A Court of Appeal judge has criticised the way a case was brought that sought to challenge a ruling over a development in Wakefield.

Resident James Kenyon brought the case against the Secretary of State for Housing, Communities & Local Government, Wakefield Council and Hemsworth Town Council.

It concerned a site where the Secretary of State directed that a proposed development did not need an environmental impact assessment within the meaning of  the Town and Country Planning (Environmental Impact Assessment) Regulations 2011.

In Kenyon v The Secretary of State for Housing Communities & Local Government [2020] EWCA Civ 302 Lord Justice Coulson said: “The arguments on appeal ranged far and wide and included, somewhat surprisingly, a close review of the evidence before the [Secretary of State] and, subsequently, the judge.

“It was difficult to discern any substantial points of principle from any of this: speaking for myself, I wondered if the most important point to arise from the appeal hearing was the need to ensure that appeals in cases of this kind do not become another weary trot around a well-worn course.”

The site was a brickworks later infilled with waste of unknown composition and was subsequently a recreation ground with a small sports stadium. Outline planning permission was sought for 150 homes.

Coulson LJ noted: “Both before the [original] judge, and again on appeal, there were references to other documents which were not available to (and therefore did not inform) the [Secretary of State’s] screening direction of [the EIA].

“In judicial review proceedings it is generally inappropriate for parties to seek to rely on documents (and to advance arguments based on those documents) which were not available to the decision-maker. Taken at its highest, such an approach undermines the entire process of judicial review.

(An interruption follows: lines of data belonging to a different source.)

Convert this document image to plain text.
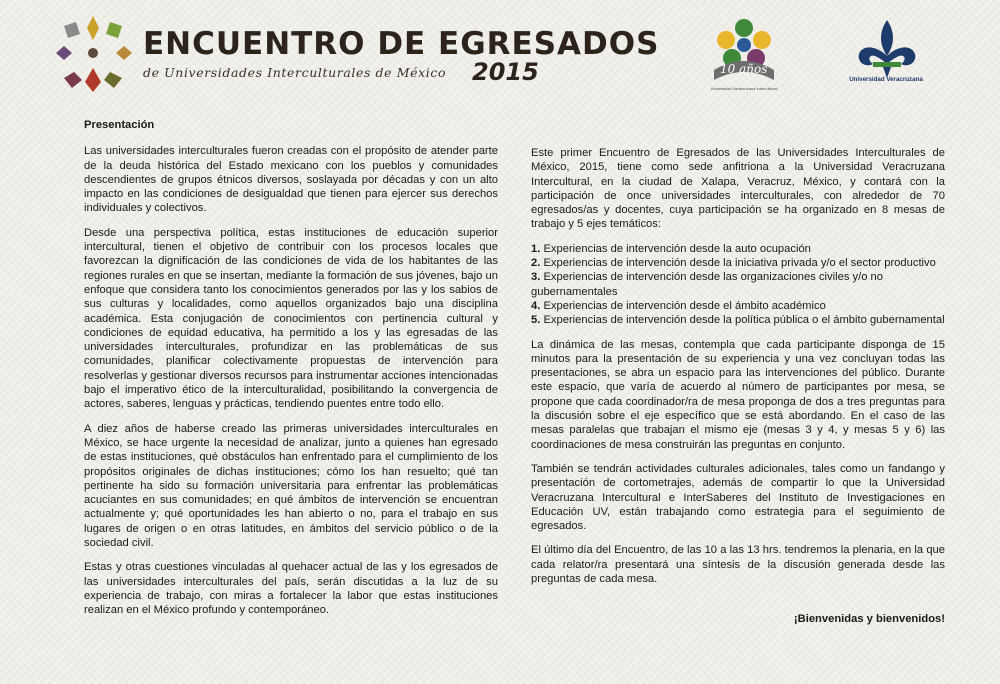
ENCUENTRO DE EGRESADOS
de Universidades Interculturales de México 2015	10 años
Universidad Veracruzana Intercultural
Universidad Veracruzana
Presentación

Las universidades interculturales fueron creadas con el propósito de atender parte de la deuda histórica del Estado mexicano con los pueblos y comunidades descendientes de grupos étnicos diversos, soslayada por décadas y con un alto impacto en las condiciones de desigualdad que tienen para ejercer sus derechos individuales y colectivos.

Desde una perspectiva política, estas instituciones de educación superior intercultural, tienen el objetivo de contribuir con los procesos locales que favorezcan la dignificación de las condiciones de vida de los habitantes de las regiones rurales en que se insertan, mediante la formación de sus jóvenes, bajo un enfoque que considera tanto los conocimientos generados por las y los sabios de sus culturas y localidades, como aquellos organizados bajo una disciplina académica. Esta conjugación de conocimientos con pertinencia cultural y condiciones de equidad educativa, ha permitido a los y las egresadas de las universidades interculturales, profundizar en las problemáticas de sus comunidades, planificar colectivamente propuestas de intervención para resolverlas y gestionar diversos recursos para instrumentar acciones intencionadas bajo el imperativo ético de la interculturalidad, posibilitando la convergencia de actores, saberes, lenguas y prácticas, tendiendo puentes entre todo ello.

A diez años de haberse creado las primeras universidades interculturales en México, se hace urgente la necesidad de analizar, junto a quienes han egresado de estas instituciones, qué obstáculos han enfrentado para el cumplimiento de los propósitos originales de dichas instituciones; cómo los han resuelto; qué tan pertinente ha sido su formación universitaria para enfrentar las problemáticas acuciantes en sus comunidades; en qué ámbitos de intervención se encuentran actualmente y; qué oportunidades les han abierto o no, para el trabajo en sus lugares de origen o en otras latitudes, en ámbitos del servicio público o de la sociedad civil.

Estas y otras cuestiones vinculadas al quehacer actual de las y los egresados de las universidades interculturales del país, serán discutidas a la luz de su experiencia de trabajo, con miras a fortalecer la labor que estas instituciones realizan en el México profundo y contemporáneo.

Este primer Encuentro de Egresados de las Universidades Interculturales de México, 2015, tiene como sede anfitriona a la Universidad Veracruzana Intercultural, en la ciudad de Xalapa, Veracruz, México, y contará con la participación de once universidades interculturales, con alrededor de 70 egresados/as y docentes, cuya participación se ha organizado en 8 mesas de trabajo y 5 ejes temáticos:

1. Experiencias de intervención desde la auto ocupación
2. Experiencias de intervención desde la iniciativa privada y/o el sector productivo
3. Experiencias de intervención desde las organizaciones civiles y/o no gubernamentales
4. Experiencias de intervención desde el ámbito académico
5. Experiencias de intervención desde la política pública o el ámbito gubernamental

La dinámica de las mesas, contempla que cada participante disponga de 15 minutos para la presentación de su experiencia y una vez concluyan todas las presentaciones, se abra un espacio para las intervenciones del público. Durante este espacio, que varía de acuerdo al número de participantes por mesa, se propone que cada coordinador/ra de mesa proponga de dos a tres preguntas para la discusión sobre el eje específico que se está abordando. En el caso de las mesas paralelas que trabajan el mismo eje (mesas 3 y 4, y mesas 5 y 6) las coordinaciones de mesa construirán las preguntas en conjunto.

También se tendrán actividades culturales adicionales, tales como un fandango y presentación de cortometrajes, además de compartir lo que la Universidad Veracruzana Intercultural e InterSaberes del Instituto de Investigaciones en Educación UV, están trabajando como estrategia para el seguimiento de egresados.

El último día del Encuentro, de las 10 a las 13 hrs. tendremos la plenaria, en la que cada relator/ra presentará una síntesis de la discusión generada desde las preguntas de cada mesa.

¡Bienvenidas y bienvenidos!
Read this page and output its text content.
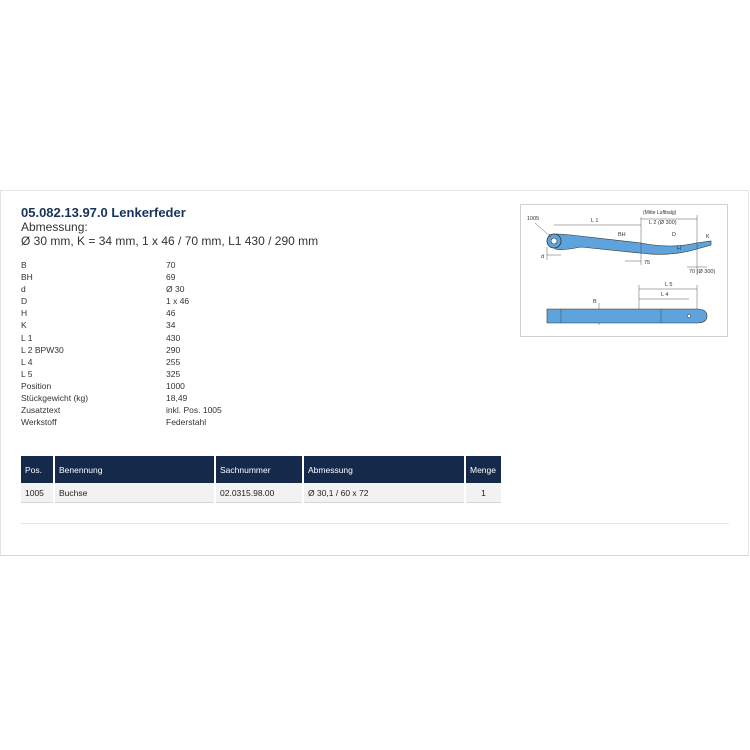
05.082.13.97.0 Lenkerfeder
Abmessung:
Ø 30 mm, K = 34 mm, 1 x 46 / 70 mm, L1 430 / 290 mm
B	70
BH	69
d	Ø 30
D	1 x 46
H	46
K	34
L 1	430
L 2 BPW30	290
L 4	255
L 5	325
Position	1000
Stückgewicht (kg)	18,49
Zusatztext	inkl. Pos. 1005
Werkstoff	Federstahl
Pos.	Benennung	Sachnummer	Abmessung	Menge
1005	Buchse	02.0315.98.00	Ø 30,1 / 60 x 72	1
1005	L 1
(Mitte Luftbalg)
L 2 (Ø 300)
BH	D	K
d
75
H
70 (Ø 300)
L 5
L 4
B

“It runs the risk that the court will be asked to conduct a kind of rolling review, in which nothing is ever finalised or settled, and it does not matter what information was available at the time the decision was taken.”

Coulson LJ said such an approach would “only to encourage the all-too-prevalent attitude that, in judicial review applications, it is always possible to 'have another go’”.

He said the principal ground argued in the lower court was the cumulative impact on the locality of this and five other sites.

But then a new argument was introduced that the effect of increased traffic from the recreation ground site alone on air quality would have a significant effect on the environment.

“This argument was not about cumulative effect at all: it was solely about the proximity of [the] site to an air quality management area,” Coulson LJ said.

“This 'challenge-creep' continued on appeal. The appellant's grounds of appeal raise no less than five separate arguments, only one of which can be linked back to the sole ground for which permission was originally granted.”

He dismissed all the grounds of appeal, noting: “On an appeal, it is incumbent upon an appellant to demonstrate that the judge erred in law in reaching such a conclusion.

“That requires considerably more than an attempt to reargue the case from the documents all over again.”